Mondtag - 1973
ABOUT THE FILM : Mondtag
While his parents are arguing, a young boy escapes from the apartment and leaves, alone, to face the outside world.
Very quickly he appears to be freer, happier and smiles when others cry. From a merry-go-round in the centre of town he finds himself in the middle of a forest populated with strange animals and curious characters straight out of his imagination. After his journey, the child goes back home but finds himself confronted with a heavy closed door, that of the real world.
Nationality: German
Actors: Andreas Hensel, Dorothee Zippel
Length: 18' 30"
Genre: fiction
Sound: sound
Original elements: colour
Producer: Haro Senft
Composer: Richard Palmer
Original language: German
A BRIEF HISTORY : Mondtag




Born in Czechoslovakia in 1928, at a very young age Haro Senft was devoted to painting, his first passion. In 1954 he created his production company, Boheme Film that would become Haro Senft Filmproduktion two years later. At the end of the 1950’s with other film directors like Edgar Reitz and Alexander Kluge, Haro Senft set himself up as the founder of the New German Film Industry, a film industry without conventions and without commercial constraints.

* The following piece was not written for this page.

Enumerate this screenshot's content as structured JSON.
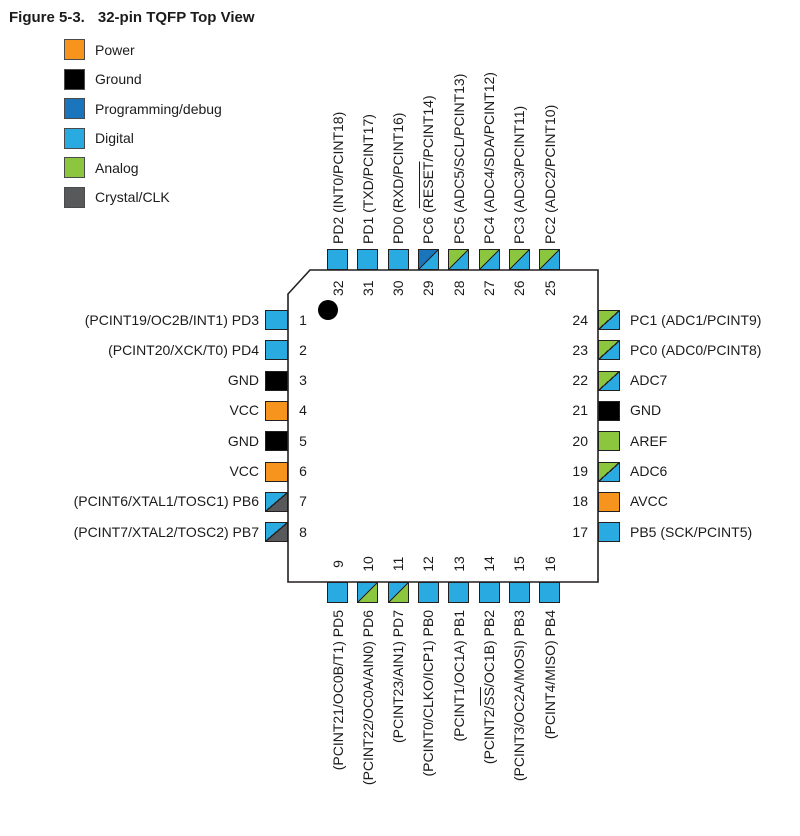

When it was released, Mondtag was considered to be an important contribution to understanding a child’s mental health. The film starts and ends with reality, that of the outside world, but the whole story is played in the young character’s mind. By taking the forest as a symbol of the little boy’s subconscious and imagination, Haro Senft offers the viewer the chance to delve into a child’s unconscious mind with surprising results.
In the same way as he had already shown in previous films like Die Brücke and Auto Auto, Haro Senft wanted to highlight how things were going adrift in the modern world, and in Mondtag, its consequences on young children. Violence, verbal in the film and illustrated by a parental quarrel, encouraged the child to take refuge in his own universe.
Richard Palmer, singer and guitarist in Supertramp, wrote the soundtrack for this film.